Yakinlah, pesanku sama bahwa “Berpolitik itu ibadah untuk
menjamin terwujudnya hak-hak rakyat, yakni hak politik dan sipil rakyat yang
dilegalisasi dalam konstitusi” cacatan pengantar dari DR. AM. Saefuddin
dalam Bukunya Ijtihad Politik Cendekiawan Muslim (1996).

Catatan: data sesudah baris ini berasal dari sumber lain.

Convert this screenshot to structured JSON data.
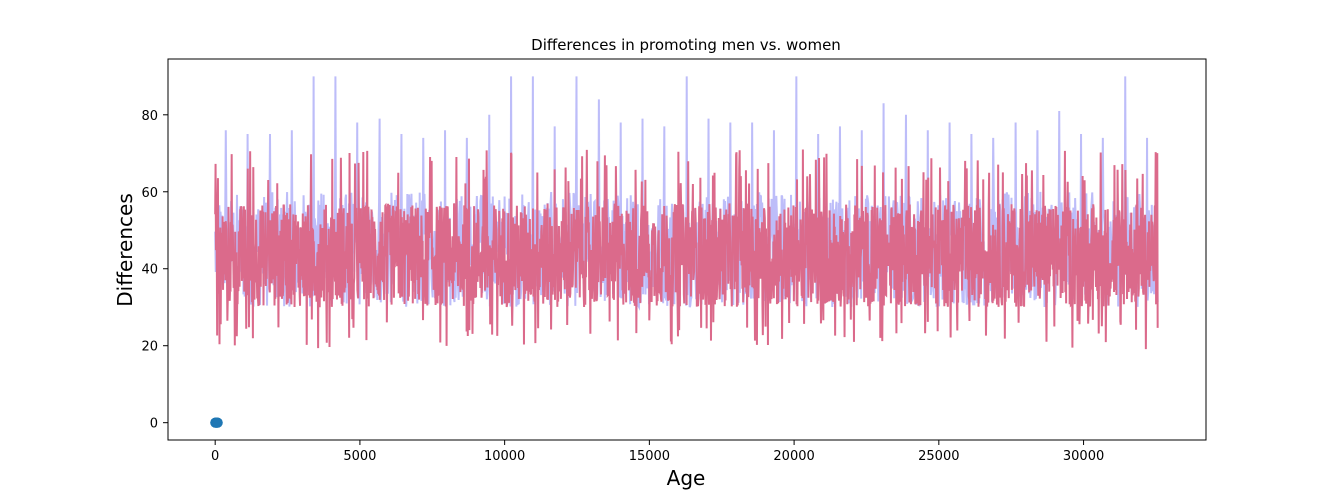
{
  "chart_data": {
    "type": "line",
    "title": "Differences in promoting men vs. women",
    "xlabel": "Age",
    "ylabel": "Differences",
    "xlim": [
      -1630,
      34230
    ],
    "ylim": [
      -4.5,
      94.5
    ],
    "xticks": [
      0,
      5000,
      10000,
      15000,
      20000,
      25000,
      30000
    ],
    "yticks": [
      0,
      20,
      40,
      60,
      80
    ],
    "grid": false,
    "legend": "none",
    "series": [
      {
        "type": "line",
        "color": "#bdbdf9",
        "x_range": [
          0,
          32560
        ],
        "typical_range": [
          30,
          60
        ],
        "peak_values": [
          76,
          75,
          75,
          76,
          90,
          90,
          78,
          79,
          75,
          74,
          76,
          74,
          80,
          90,
          90,
          77,
          90,
          84,
          78,
          79,
          77,
          90,
          79,
          78,
          78,
          76,
          90,
          75,
          77,
          76,
          83,
          80,
          76,
          78,
          75,
          74,
          78,
          76,
          81,
          75,
          74,
          90,
          74
        ]
      },
      {
        "type": "line",
        "color": "#db6a8b",
        "x_range": [
          0,
          32560
        ],
        "typical_range": [
          30,
          57
        ],
        "min_value": 19,
        "max_value": 71,
        "mean_value": 42
      },
      {
        "type": "scatter",
        "color": "#1f77b4",
        "x": [
          0,
          10,
          20,
          30,
          40,
          50,
          60,
          70,
          80,
          90
        ],
        "y": [
          0,
          0,
          0,
          0,
          0,
          0,
          0,
          0,
          0,
          0
        ]
      }
    ]
  }
}
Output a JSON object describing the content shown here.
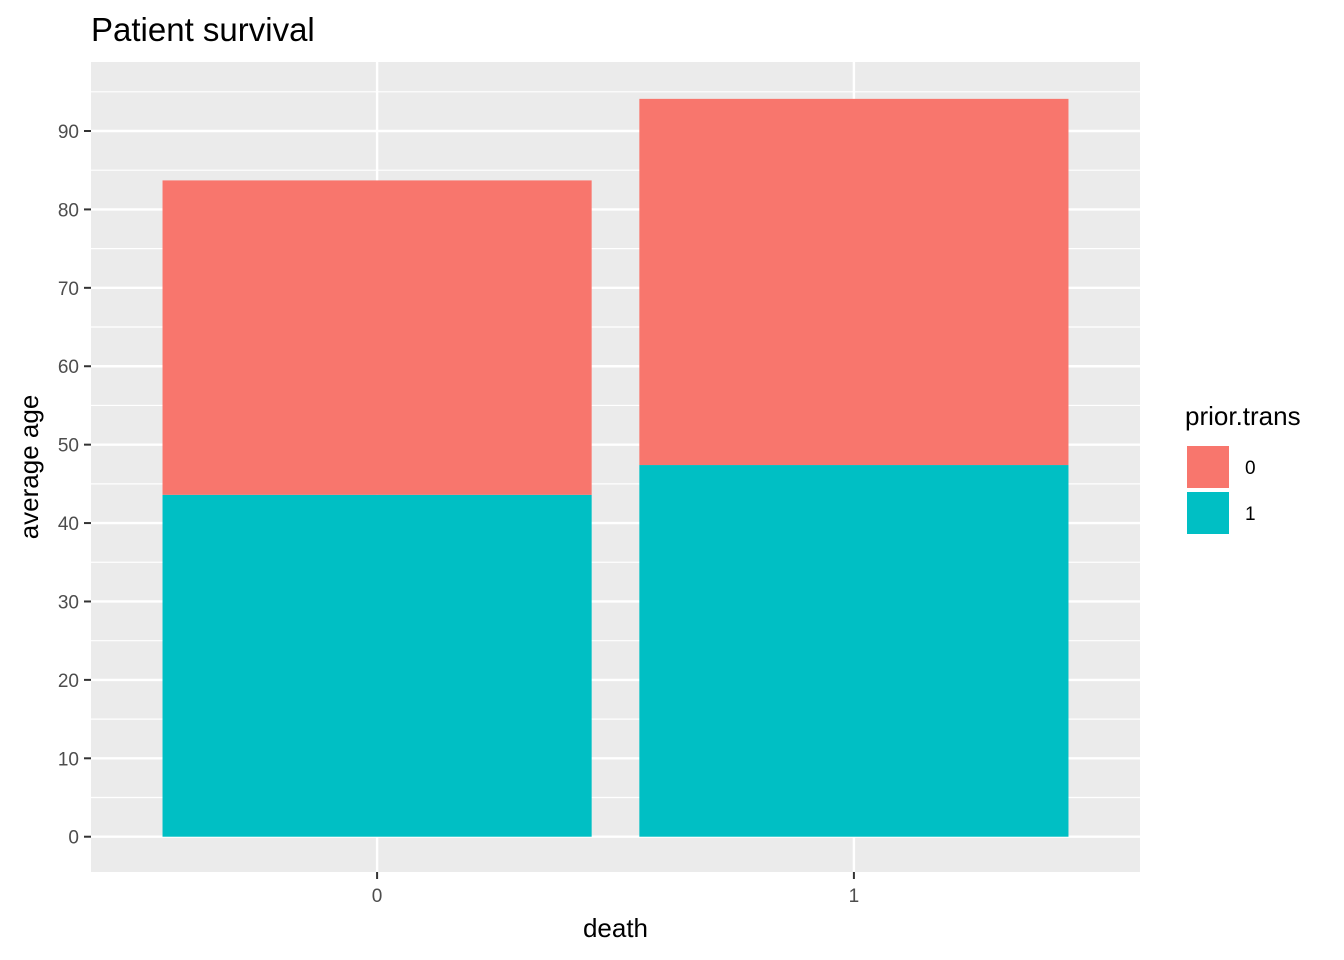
{
  "chart_data": {
    "type": "bar",
    "stacked": true,
    "title": "Patient survival",
    "xlabel": "death",
    "ylabel": "average age",
    "categories": [
      "0",
      "1"
    ],
    "series": [
      {
        "name": "0",
        "color": "#F8766D",
        "values": [
          40.1,
          46.7
        ]
      },
      {
        "name": "1",
        "color": "#00BFC4",
        "values": [
          43.6,
          47.4
        ]
      }
    ],
    "ylim": [
      -4.5,
      98.8
    ],
    "yticks": [
      0,
      10,
      20,
      30,
      40,
      50,
      60,
      70,
      80,
      90
    ],
    "yticks_labels": [
      "0",
      "10",
      "20",
      "30",
      "40",
      "50",
      "60",
      "70",
      "80",
      "90"
    ],
    "grid": true,
    "legend": {
      "title": "prior.trans",
      "position": "right",
      "order": [
        "0",
        "1"
      ]
    },
    "panel_color": "#EBEBEB",
    "gridline_color": "#FFFFFF"
  }
}
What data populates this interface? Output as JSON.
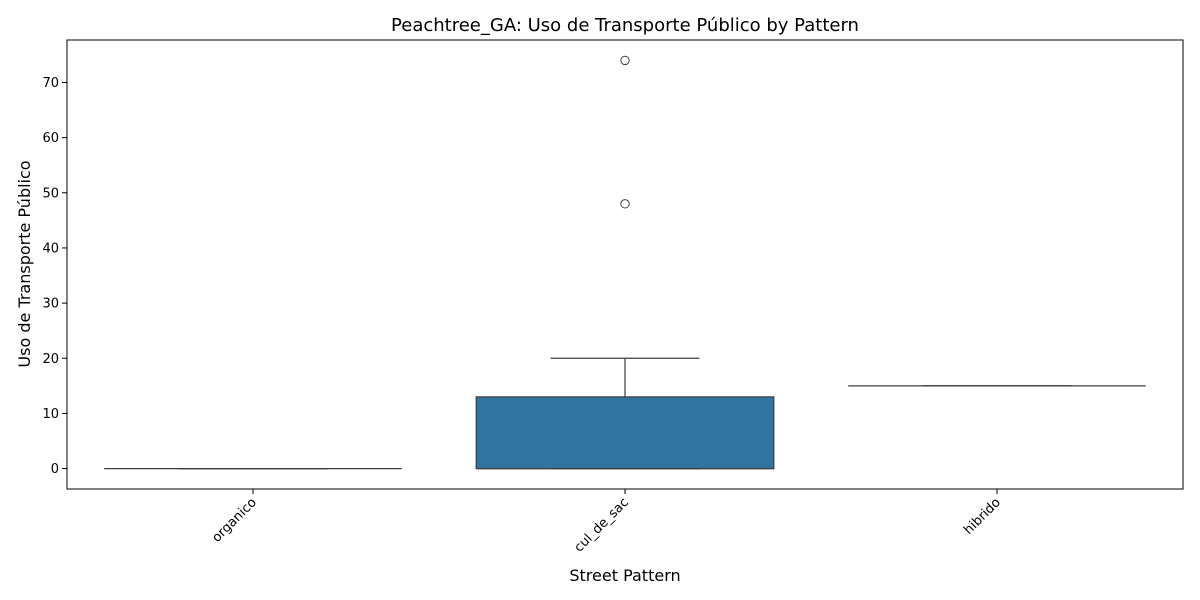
{
  "chart_data": {
    "type": "box",
    "title": "Peachtree_GA: Uso de Transporte Público by Pattern",
    "xlabel": "Street Pattern",
    "ylabel": "Uso de Transporte Público",
    "categories": [
      "organico",
      "cul_de_sac",
      "hibrido"
    ],
    "ylim": [
      -3.7,
      77.7
    ],
    "yticks": [
      0,
      10,
      20,
      30,
      40,
      50,
      60,
      70
    ],
    "grid": false,
    "boxes": [
      {
        "category": "organico",
        "whisker_low": 0,
        "q1": 0,
        "median": 0,
        "q3": 0,
        "whisker_high": 0,
        "outliers": []
      },
      {
        "category": "cul_de_sac",
        "whisker_low": 0,
        "q1": 0,
        "median": 0,
        "q3": 13,
        "whisker_high": 20,
        "outliers": [
          48,
          74
        ]
      },
      {
        "category": "hibrido",
        "whisker_low": 15,
        "q1": 15,
        "median": 15,
        "q3": 15,
        "whisker_high": 15,
        "outliers": []
      }
    ],
    "box_color": "#3274a1",
    "line_color": "#3d3d3d"
  }
}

Jadi soal dimana kamu dalam politik, itu adalah kebutuhan
dimana hakikatnya kamu bisa menjadi pemilih sosok yang menurutmu benar. Inilah
bentuk ibadah dalam politik, karena Ibadah bukan hanya soal sholat, puasa,
bersedekah, menuntut ilmu agama, berzikir dan juga menikah, tapi
cakupan yang sangat luas dalam kehiduan sehari-hari,
termasuk bagaimana kamu memilih Caleg kemarin, juga memilih
gubernur atau walikota nanti, itu bisa jadi ibadah dengan niatmu, setidaknya
untuk masa depan dirimu sendiri.
Argumen ini juga didukung oleh fakta bahwa tujuan manusia hanya untuk ibadah sebagaimana QS. Az Zariyat ayat 56; "aku tidak menciptakan Jin dan Manusia melainkan agar mereka beribadah kepada-Ku" Semoga!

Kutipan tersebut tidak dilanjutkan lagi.